Introduction
Low-back pain is the leading cause of disability worldwide. It is the second most common symptom-related reason for seeking care from a primary care physician.1 While low back pain rarely indicates a serious disorder, it is a major cause of pain, disability, and social cost. The lifetime prevalence is over 60%. The costs associated with low back pain include the direct cost of medical care and the indirect costs of time lost from work, disability payments, and diminished productivity.2 The extent of chronic low back pain among Indian population is alarmingly high, with approximately 79% of women between 20 to 50 years suffering from chronic pain. Lower back pain alone affects around 80% of women compared to 59% of men.3
Intervertebral disc (IVD) degeneration is a major contributing factor for discogenic low back pain (LBP), causing a significant global disability.4 It is a common joint disease of all orthopedic diseases. It is mainly caused by degenerative changes of the lumbar intervertebral disc; external forces; or nerves, horsetails and other nerves.5 The PIVD consists of an inner core proteoglycan-rich nucleus pulposus (NP) and outer lamellae collagen-rich annulus fibrosus (AF) and is confined by a cartilage end plate (CEP), providing structural support and shock absorption against mechanical loads. Thus, changes to degenerative cascades in the PIVD cause dysfunction and instability in the lumbar spine.6
Patients exhibit back pain, lower limb radiation neuralgia and neurological dysfunction.5 The relationship between lumbar disc prolapse and radicular pain was first described by Mixter and Barr. Mixter and Barr in 1932, described lumbar discectomy by which an L2 to S1 exploratory laminectomy led to removal of a “mass one centimeter in diameter” that was “pressing on the left fifth nerve root and displacing the cauda equina to the right”. In 1934, they first published the surgical treatment of lumbar disc herniation (LDH). 6 However, first discectomy was done by Oppenheim and Fedre Krause in 1906 though the first publication was done by Mixter and Bar.7
Surgical treatment is well known to be beneficial for patients with LDH who fail to respond to conservative care.8 Surgery is offered to patients with persistent leg pain that is refractory to conservative treatment. The open surgical technique has been described since the early 20thcentury. Since its introduction, alternative methods for operating disc pathologies have been developed.9 With the continuous progress of microsurgery, the surgical techniques of LDH treatment have been developed rapidly. Later in 1977, Caspar and Yasargil first applied the conventional microdiscectomy (CMD) to the surgical treatment of LDH. 10, 11
Newer techniques were developed with the objective of achieving less tissue trauma in a fast and efficient way. 9 The minimally invasive technique of transmuscular tubular discectomy (TD) was introduced in 1997 by Foley and Smith which is a procedure that combines spinal endoscopy and the techniques used in microdiscectomy.12 Hence, with the introduction of the microscope, the original laminectomy was refined into microdiscectomy (MD).9
Material and method
The study was conducted at the Department of Orthopaedics at R.D. Gardi Medical College, Ujjain. This study was completed within two years after receiving approval from the ethics committee. This is a prospective observational study.

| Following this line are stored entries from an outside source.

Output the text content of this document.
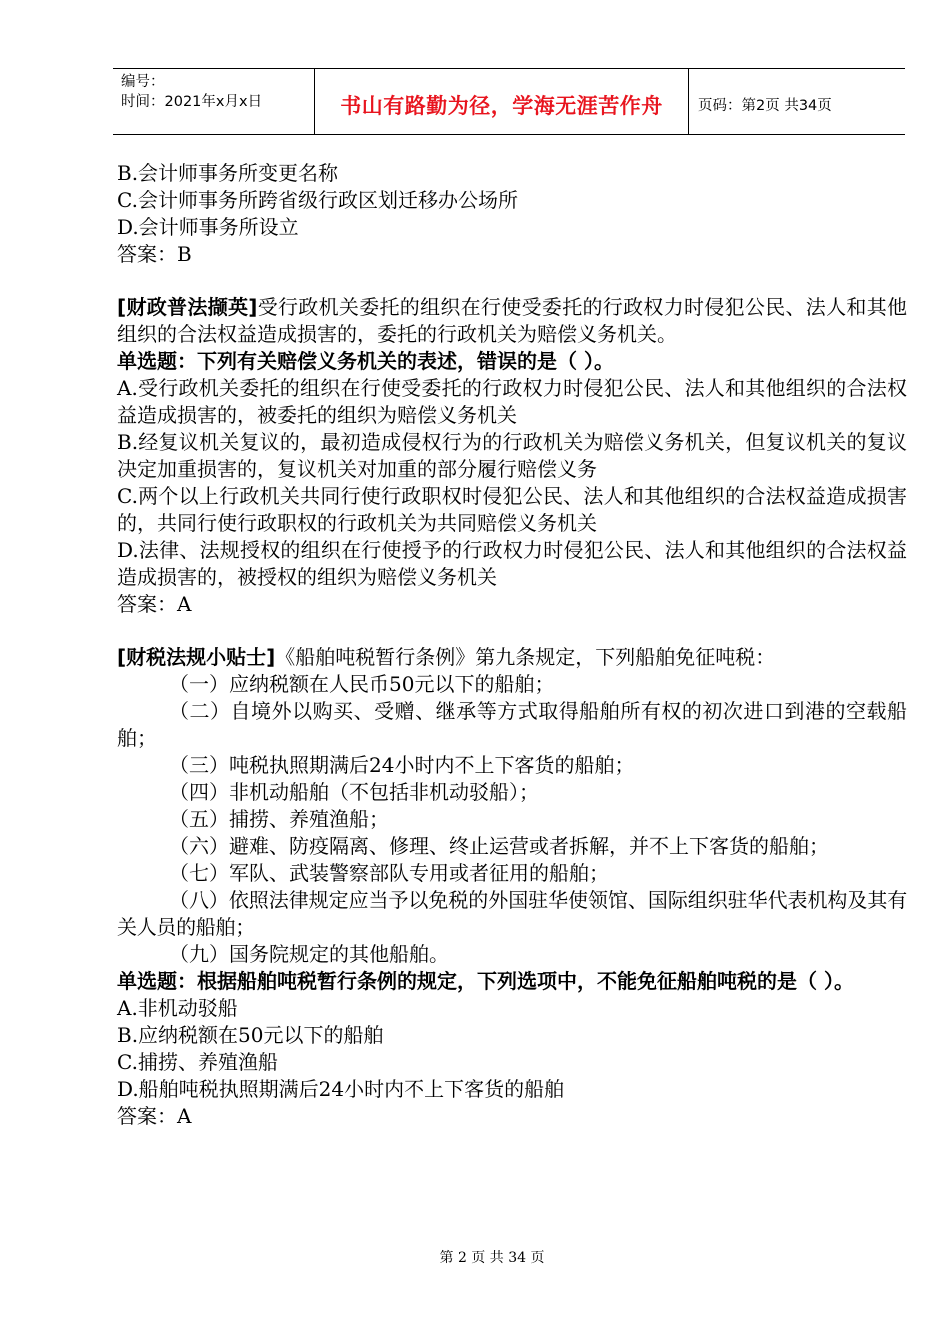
编号：
时间：2021年x月x日	书山有路勤为径，学海无涯苦作舟	页码：第2页 共34页

B.会计师事务所变更名称

C.会计师事务所跨省级行政区划迁移办公场所

D.会计师事务所设立

答案：B

[财政普法撷英]受行政机关委托的组织在行使受委托的行政权力时侵犯公民、法人和其他组织的合法权益造成损害的，委托的行政机关为赔偿义务机关。

单选题：下列有关赔偿义务机关的表述，错误的是（ ）。

A.受行政机关委托的组织在行使受委托的行政权力时侵犯公民、法人和其他组织的合法权益造成损害的，被委托的组织为赔偿义务机关

B.经复议机关复议的，最初造成侵权行为的行政机关为赔偿义务机关，但复议机关的复议决定加重损害的，复议机关对加重的部分履行赔偿义务

C.两个以上行政机关共同行使行政职权时侵犯公民、法人和其他组织的合法权益造成损害的，共同行使行政职权的行政机关为共同赔偿义务机关

D.法律、法规授权的组织在行使授予的行政权力时侵犯公民、法人和其他组织的合法权益造成损害的，被授权的组织为赔偿义务机关

答案：A

[财税法规小贴士]《船舶吨税暂行条例》第九条规定，下列船舶免征吨税：

（一）应纳税额在人民币50元以下的船舶；

（二）自境外以购买、受赠、继承等方式取得船舶所有权的初次进口到港的空载船舶；

（三）吨税执照期满后24小时内不上下客货的船舶；

（四）非机动船舶（不包括非机动驳船）；

（五）捕捞、养殖渔船；

（六）避难、防疫隔离、修理、终止运营或者拆解，并不上下客货的船舶；

（七）军队、武装警察部队专用或者征用的船舶；

（八）依照法律规定应当予以免税的外国驻华使领馆、国际组织驻华代表机构及其有关人员的船舶；

（九）国务院规定的其他船舶。

单选题：根据船舶吨税暂行条例的规定，下列选项中，不能免征船舶吨税的是（ ）。

A.非机动驳船

B.应纳税额在50元以下的船舶

C.捕捞、养殖渔船

D.船舶吨税执照期满后24小时内不上下客货的船舶

答案：A

第 2 页 共 34 页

Written informed consent was obtained from all patients before enrolling them for the study. The patients admitted in the department of orthopaedics coming with a complain of lower back pain with radicular symptoms. were enrolled for this study as per the following exclusion and inclusion criteria.
Inclusion criteria was patients with unilateral back pain with radicular symptoms (pain, paresthesia weakness), lumbar or lumbosacral single level prolapsed intervertebral disc patients, patient not responding to conservative treatment for 6weeks and patients above 20years of age and of both genders.
Exclusion criteria was age less than 20 years, revision surgery, infection and bleeding disorders, more than one level involvement or bilateral symptoms, patients who are not fit for surgery, patient with dynamic instability and patients with congenital narrow canal, multilevel disc herniations, cauda equina syndrome, spondylolisthesis, central canal stenosis, pregnancy, and severe somatic or psychiatric diseases As per study criteria 32 patients with lower back pain with radicular symtoms was included in this study.
After admission of patients a detailed, careful history was taken. Patient was assessed clinically to evaluate general condition; vitals were recorded and detailed spine examination was done.
Radiological assessment was done to identify the level of herniation and preoperative routine investigation was done. By chit system 16 patients were placed in group A underwent microscopic tubular discectomy and remain 16 into group B underwent open discectomy.
Clinical outcomes were evaluated by Oswestry disability index (ODI) scores and visual analog scale (VAS) scores for leg and back pain. Back and leg VAS and ODI scores were assessed before surgery (preoperative), at the 6 weeks from surgery (postoperative), and subsequently at 1year.